Ainsi, la Cour précise que « [le juge administratif] a, en particulier, le pouvoir d’annuler la décision par laquelle l’autorité administrative a refusé l’autorisation sollicitée puis, après avoir, si nécessaire, régularisé ou complété la procédure, d’accorder lui-même cette autorisation aux conditions qu’il fixe ou, le cas échéant, en renvoyant le bénéficiaire devant le préfet pour la fixation de ces conditions » (considérant 31). La formulation de ce considérant de principe laisse entendre que le juge peut régulariser ou compléter la procédure, avant d’accorder lui-même l’autorisation.

2/ Comment procéder lorsque la procédure de régularisation n’aboutit pas ?

La procédure ordinaire : classique mais robuste. Dans le cas où l’acte est susceptible d’être régularisé, le juge sursoit à statuer en fixant un délai pour l’administration (article L. 181-18, I, 2° du code de l’environnement).

Le recours des tiers dirigé contre l’autorisation est alors suspendue jusqu’à ce que le préfet statue sur la mesure de régularisation. De plus, le Conseil d’Etat a précisé, dans un avis contentieux, que le juge doit user de ses pouvoirs de régularisation lorsque les conditions en sont réunies à le faire (CE, avis contentieux, 10 novembre 2023, n° 474431).

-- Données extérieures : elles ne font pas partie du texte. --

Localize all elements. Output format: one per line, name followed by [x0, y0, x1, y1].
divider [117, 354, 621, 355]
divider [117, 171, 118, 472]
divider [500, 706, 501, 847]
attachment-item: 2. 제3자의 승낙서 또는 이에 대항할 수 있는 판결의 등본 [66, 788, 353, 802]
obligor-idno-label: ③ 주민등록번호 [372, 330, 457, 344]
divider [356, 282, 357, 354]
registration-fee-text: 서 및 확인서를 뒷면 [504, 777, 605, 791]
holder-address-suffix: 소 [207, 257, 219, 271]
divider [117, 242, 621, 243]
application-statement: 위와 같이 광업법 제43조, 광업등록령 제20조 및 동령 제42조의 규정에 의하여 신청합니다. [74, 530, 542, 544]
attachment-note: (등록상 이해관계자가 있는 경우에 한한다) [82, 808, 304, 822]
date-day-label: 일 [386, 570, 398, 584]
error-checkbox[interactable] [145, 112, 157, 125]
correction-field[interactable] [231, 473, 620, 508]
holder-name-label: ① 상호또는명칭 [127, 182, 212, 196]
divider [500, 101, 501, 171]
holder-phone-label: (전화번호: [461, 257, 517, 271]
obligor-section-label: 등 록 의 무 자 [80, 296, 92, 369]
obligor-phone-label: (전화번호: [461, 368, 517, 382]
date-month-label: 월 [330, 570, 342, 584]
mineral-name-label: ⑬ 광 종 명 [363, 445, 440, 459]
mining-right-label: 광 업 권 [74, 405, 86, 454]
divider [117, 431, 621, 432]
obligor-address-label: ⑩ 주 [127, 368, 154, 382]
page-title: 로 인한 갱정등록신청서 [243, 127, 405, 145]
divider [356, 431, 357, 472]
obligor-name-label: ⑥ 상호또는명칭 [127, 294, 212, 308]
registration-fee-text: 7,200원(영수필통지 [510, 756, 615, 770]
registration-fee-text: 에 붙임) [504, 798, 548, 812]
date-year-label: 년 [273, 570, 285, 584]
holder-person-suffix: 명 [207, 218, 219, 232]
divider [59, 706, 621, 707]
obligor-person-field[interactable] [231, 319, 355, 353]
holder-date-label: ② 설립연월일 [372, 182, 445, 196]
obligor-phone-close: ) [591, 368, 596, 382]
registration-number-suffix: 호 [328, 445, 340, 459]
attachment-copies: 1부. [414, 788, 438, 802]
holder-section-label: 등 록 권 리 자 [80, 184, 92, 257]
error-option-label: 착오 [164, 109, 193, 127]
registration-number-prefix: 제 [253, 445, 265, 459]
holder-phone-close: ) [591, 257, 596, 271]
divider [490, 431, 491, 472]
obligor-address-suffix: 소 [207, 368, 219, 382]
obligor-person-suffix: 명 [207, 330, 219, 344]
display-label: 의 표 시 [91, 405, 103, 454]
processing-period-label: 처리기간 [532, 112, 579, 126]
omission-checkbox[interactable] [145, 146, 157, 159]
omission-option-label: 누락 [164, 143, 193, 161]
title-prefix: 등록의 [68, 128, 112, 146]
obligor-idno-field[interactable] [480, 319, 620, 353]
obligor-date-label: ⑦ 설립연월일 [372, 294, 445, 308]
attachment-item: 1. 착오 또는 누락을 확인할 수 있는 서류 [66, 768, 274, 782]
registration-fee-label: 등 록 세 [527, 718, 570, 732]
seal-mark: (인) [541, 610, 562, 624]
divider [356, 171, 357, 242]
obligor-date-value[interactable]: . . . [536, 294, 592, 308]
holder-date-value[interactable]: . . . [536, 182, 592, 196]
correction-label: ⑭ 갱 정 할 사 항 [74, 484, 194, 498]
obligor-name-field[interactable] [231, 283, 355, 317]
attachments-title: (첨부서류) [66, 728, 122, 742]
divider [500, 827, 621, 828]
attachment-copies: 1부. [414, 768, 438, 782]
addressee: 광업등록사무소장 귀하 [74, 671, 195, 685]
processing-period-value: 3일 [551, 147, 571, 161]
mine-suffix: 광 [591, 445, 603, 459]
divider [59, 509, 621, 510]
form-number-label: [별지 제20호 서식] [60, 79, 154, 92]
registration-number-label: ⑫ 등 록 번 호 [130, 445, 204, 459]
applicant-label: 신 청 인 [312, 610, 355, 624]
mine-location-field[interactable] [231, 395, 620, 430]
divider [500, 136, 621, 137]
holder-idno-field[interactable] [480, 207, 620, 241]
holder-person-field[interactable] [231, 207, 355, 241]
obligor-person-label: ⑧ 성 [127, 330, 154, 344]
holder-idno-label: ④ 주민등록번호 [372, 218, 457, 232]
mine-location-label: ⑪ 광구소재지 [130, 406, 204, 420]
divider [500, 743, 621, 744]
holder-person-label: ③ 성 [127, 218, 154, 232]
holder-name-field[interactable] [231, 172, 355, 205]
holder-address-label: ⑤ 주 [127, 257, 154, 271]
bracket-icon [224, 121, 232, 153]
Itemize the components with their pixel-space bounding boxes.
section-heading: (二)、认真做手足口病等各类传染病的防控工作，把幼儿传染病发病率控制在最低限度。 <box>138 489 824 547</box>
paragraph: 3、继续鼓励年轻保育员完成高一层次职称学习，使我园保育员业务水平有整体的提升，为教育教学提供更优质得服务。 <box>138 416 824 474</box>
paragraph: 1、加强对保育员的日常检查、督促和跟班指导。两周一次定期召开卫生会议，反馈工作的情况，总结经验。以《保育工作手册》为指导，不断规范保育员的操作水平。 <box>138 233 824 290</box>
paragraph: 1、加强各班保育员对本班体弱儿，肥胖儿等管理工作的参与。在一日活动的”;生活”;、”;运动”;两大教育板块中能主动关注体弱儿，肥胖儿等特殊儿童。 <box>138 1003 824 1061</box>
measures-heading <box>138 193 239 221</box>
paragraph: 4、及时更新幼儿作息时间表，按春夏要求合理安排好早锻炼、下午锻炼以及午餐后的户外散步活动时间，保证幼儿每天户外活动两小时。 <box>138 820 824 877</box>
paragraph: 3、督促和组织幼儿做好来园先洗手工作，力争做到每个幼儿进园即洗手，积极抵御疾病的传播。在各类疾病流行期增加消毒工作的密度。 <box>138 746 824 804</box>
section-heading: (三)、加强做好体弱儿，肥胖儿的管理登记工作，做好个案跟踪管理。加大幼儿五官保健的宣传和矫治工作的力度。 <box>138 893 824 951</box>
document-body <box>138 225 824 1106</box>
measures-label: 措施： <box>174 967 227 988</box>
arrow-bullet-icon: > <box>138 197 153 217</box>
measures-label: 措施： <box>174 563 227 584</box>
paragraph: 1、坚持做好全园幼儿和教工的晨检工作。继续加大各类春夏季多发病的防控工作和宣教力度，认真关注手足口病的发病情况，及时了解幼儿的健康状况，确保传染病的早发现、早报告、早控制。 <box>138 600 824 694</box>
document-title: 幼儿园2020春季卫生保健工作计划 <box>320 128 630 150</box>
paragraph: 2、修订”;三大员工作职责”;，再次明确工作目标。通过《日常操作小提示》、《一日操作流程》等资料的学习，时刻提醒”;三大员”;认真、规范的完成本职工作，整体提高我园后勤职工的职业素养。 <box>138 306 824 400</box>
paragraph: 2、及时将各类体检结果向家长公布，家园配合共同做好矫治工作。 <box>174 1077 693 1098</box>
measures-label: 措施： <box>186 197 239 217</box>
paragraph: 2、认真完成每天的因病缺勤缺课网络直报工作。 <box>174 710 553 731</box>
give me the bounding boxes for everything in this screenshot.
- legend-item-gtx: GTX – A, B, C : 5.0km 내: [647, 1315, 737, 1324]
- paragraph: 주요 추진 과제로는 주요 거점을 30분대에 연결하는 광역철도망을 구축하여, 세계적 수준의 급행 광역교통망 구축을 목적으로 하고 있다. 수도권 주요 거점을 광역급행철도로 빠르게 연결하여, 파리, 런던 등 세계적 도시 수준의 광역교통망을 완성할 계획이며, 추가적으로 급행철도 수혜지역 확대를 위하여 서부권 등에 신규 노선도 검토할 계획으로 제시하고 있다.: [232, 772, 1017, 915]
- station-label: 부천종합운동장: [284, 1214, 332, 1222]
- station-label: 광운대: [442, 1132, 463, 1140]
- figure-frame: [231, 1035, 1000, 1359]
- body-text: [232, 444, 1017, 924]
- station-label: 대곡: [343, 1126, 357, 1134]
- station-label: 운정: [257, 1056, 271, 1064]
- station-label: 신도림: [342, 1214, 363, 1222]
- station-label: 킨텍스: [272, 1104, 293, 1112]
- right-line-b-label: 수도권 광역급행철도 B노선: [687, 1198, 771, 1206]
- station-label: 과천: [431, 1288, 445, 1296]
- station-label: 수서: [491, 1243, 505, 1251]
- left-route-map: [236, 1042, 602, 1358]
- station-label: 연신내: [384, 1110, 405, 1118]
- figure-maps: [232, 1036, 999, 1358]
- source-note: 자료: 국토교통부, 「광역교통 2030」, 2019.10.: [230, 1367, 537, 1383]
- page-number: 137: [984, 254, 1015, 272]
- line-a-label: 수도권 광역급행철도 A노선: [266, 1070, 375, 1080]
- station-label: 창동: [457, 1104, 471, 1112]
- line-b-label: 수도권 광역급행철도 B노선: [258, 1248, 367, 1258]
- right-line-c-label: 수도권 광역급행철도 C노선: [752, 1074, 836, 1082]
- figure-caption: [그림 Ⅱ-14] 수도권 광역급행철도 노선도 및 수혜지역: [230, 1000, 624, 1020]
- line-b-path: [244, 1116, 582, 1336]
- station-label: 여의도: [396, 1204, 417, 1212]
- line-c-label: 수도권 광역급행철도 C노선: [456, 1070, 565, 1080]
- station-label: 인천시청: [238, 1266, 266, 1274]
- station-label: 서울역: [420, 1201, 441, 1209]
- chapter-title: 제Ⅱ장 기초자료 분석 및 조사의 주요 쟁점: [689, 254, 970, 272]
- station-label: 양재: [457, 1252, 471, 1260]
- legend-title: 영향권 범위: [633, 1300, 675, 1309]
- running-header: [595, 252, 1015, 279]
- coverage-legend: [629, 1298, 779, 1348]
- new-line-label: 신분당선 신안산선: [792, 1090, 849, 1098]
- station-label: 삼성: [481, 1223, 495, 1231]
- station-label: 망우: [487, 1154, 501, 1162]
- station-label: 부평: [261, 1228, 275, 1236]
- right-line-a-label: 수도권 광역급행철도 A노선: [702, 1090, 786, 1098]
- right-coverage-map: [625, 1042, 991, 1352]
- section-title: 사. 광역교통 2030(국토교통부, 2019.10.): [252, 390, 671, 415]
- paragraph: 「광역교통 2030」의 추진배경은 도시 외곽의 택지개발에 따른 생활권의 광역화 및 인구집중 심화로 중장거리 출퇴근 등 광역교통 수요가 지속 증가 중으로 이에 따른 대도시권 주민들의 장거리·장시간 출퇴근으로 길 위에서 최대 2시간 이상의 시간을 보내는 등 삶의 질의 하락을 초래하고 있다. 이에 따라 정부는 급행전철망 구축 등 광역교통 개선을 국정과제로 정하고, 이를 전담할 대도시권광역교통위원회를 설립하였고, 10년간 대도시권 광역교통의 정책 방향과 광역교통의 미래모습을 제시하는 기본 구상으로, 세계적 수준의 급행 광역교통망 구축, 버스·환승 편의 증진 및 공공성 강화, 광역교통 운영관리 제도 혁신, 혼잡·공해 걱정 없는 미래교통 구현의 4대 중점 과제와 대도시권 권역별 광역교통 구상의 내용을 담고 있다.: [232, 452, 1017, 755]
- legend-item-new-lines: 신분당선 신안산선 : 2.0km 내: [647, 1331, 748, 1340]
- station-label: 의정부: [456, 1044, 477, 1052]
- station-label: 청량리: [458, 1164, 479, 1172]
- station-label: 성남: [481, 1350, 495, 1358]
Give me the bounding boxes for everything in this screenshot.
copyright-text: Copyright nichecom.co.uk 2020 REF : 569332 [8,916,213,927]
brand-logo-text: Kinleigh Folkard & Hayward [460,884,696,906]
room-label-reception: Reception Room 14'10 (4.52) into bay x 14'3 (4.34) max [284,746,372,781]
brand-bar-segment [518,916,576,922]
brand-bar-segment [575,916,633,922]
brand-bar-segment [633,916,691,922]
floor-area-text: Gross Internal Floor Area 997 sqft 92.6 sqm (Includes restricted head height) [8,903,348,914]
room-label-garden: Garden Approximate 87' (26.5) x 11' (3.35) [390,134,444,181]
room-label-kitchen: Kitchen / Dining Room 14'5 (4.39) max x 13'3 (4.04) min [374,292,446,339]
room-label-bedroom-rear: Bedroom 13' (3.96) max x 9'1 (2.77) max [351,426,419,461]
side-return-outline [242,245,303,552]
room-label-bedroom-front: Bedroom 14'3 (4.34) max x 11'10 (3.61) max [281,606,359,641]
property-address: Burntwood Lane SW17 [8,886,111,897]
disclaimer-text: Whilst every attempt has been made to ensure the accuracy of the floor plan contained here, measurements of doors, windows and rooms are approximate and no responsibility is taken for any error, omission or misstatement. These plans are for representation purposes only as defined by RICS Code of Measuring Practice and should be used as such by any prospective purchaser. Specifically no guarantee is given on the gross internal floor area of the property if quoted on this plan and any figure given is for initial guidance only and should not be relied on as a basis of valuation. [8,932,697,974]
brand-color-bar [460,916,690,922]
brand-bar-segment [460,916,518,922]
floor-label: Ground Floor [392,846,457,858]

La régularisation est donc devenue le principe, et non pas une simple faculté.

Enfin, le dépassement éventuel du délai fixé par le juge pour mener la procédure de régularisation ne constitue pas une entrave (Voir en ce sens CE, 16 février 2022, Société MSE la Tombelle, req. 420554, 420575  à propos de la régularisation d’un permis de construire selon l’article L. 600-5-1 du Code de l’urbanisme, « [le juge administratif] ne saurait se fonder sur la circonstance que ces mesures lui ont été adressées alors que le délai qu’il avait fixé dans sa décision avant dire droit était échu pour ne pas en tenir compte dans son appréciation de la légalité du permis attaqué »).

La procédure finalisée par le juge : une exception. Le juge a certes l’obligation de sursoir à statuer en l’attente de l’acte de régularisation. Mais si celui-ci tarde à arriver, en raison d’un blocage du préfet, comment agir ?

En suivant l’exemple du cas d’espèce, le porteur du projet, doit d’abord procéder aux formalités qui lui incombent nécessaires pour régulariser les vices constatés (par ex. mise à jour du dossier).

Il doit ensuite demander à l’administration, au besoin après qu’elle ait finalisé les formalités à même de régulariser l’autorisation illégale (par ex. demande d’avis ou enquête publique complémentaire) de délivrer une autorisation modificatrice, à savoir un arrêté préfectoral complémentaire portant régularisation.

Si l’administration refuse explicitement ou ne répond pas, le porteur de projet peut saisir le juge pour contester cette décision. Si la décision préfectorale de refus est jugée illégale, c’est le juge qui accordera – le cas échéant après avoir régularisé ou complété la procédure – lui-même l’autorisation aux conditions qu’il fixe.